Business startups face almost insurmountable obstacles to success. Fortune.com reported last year that 90 percent of new ventures fail. The top two reasons, according to Fortune, are the lack of a market and a scarcity of financing. It takes a lot of money to take an invention from research and development (which should include market research) to commercial launch, even at a large research university. But the Technology Business Development Program (TBDP) provides support to researchers to fill a financing gap between the laboratory and a technology’s commercial release.
“Gap funding refers to financial support for technology that’s too applied to receive basic research funding (such as grants from the National Science Foundation or other government funders), but it’s too basic to obtain funding from industry,” said Steve Price, Technology Development Center director. “Every project starting off as basic research that goes into commercialization reaches this financial no-man’s-land.”
The TDC, an office within the OSU Research Foundation, is responsible for protecting the university’s intellectual property through the licensing and patenting of OSU-developed technologies.
The 4.5-to-1 return on investment was based on Price’s survey of TBDP-funded researchers. He has found that the $2.37 million investment has resulted in $10.87 million returned to OSU in the form of additional financing that researchers received as a direct result of gap funding.
“That return on investment shows the program works,” Price said.
An example of a successful OSU startup that relied on gap funding is Roll-2-Roll Technologies, which manufactures optical sensors and lateral guides used in making consumer products from rolled materials. Founded in 2013 based on technology developed by mechanical engineering professor Prabhakar Pagilla, the sensors and guides were recognized as potential products that would be unique to manufacturing using rolled paper, plastic, metal and fabric. Industry feedback showed the need for the technology.
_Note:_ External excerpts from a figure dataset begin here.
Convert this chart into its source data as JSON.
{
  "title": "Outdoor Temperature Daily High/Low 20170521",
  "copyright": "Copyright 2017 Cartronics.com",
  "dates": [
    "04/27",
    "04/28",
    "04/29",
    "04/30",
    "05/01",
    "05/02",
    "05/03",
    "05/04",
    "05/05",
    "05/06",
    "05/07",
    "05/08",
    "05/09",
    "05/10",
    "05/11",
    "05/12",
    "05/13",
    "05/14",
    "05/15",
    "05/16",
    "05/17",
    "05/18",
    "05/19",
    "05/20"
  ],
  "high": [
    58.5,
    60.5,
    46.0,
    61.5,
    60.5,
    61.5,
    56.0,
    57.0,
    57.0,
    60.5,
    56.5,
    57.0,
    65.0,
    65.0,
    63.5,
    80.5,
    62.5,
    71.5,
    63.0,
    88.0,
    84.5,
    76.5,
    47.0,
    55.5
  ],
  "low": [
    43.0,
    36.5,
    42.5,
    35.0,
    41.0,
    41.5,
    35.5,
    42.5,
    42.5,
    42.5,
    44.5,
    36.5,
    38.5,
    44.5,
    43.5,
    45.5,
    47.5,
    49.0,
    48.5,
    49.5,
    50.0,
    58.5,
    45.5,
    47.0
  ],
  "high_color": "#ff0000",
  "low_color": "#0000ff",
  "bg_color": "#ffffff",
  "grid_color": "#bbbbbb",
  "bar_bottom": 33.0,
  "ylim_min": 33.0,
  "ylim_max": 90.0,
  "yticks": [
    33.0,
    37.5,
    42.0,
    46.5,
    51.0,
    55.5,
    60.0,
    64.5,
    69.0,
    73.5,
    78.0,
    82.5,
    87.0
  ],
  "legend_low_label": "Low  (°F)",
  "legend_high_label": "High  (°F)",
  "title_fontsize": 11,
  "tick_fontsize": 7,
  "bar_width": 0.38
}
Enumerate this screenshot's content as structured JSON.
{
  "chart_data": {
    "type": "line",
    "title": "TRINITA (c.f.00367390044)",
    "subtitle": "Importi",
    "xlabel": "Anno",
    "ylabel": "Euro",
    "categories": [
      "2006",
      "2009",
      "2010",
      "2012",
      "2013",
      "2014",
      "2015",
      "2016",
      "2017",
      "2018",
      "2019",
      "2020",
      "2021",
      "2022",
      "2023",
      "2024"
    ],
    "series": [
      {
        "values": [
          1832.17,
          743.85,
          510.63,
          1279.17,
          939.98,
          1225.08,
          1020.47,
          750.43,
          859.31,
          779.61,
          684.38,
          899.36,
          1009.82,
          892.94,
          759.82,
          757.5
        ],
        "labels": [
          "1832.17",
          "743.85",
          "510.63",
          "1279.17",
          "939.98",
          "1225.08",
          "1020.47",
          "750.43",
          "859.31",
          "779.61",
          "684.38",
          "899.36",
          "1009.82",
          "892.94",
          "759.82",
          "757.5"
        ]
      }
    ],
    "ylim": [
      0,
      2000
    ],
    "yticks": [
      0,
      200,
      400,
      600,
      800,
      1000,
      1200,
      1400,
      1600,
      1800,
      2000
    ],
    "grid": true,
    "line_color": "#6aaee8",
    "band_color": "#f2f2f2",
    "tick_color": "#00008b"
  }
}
Pagilla received a National Science Foundation grant to develop the concept for a fiber optic sensor and software to control lateral guides. Pagilla and his team of graduate students, including Aravind Seshadri, now CEO of Roll-2-Roll, launched their business based on that concept but needed more funding to build a prototype. That’s where TDC gap funding entered the picture.
“With NSF money we proved that the concept of the sensor worked, but then we needed funding for a prototype (of the sensor and lateral guide system) to show people in the industry,” said Seshadri. “The gap funding was critical for us to develop a prototype to demonstrate that indeed this could be commercialized and there was a market.”
Seshadri and his team worked countless hours to improve the technology and attract private financing to move the startup and its technologies to commercial viability. The company now has a full product line and is making sales.
As it did with Roll-2-Roll, the Technology Development Center uses TBDP funds to assess the potential of inventions, help launch businesses and license and patent technologies. Licenses are held by OSU, which is paid licensing royalties. In this case, the technology is licensed to Roll-to-Roll Technologies, which shares any profit among the partners and the university.
In 10 years, the gap funding program has received more than 300 proposals and has funded 110. Price said that support has resulted in 25 startups, 88 issued patents, and 30 intellectual property licenses that return revenue to OSU.
“Promising technologies arising from university research can languish for lack of even a modest amount of support,” Price said. “The TBDP helps inventors through this no-man’s-land.”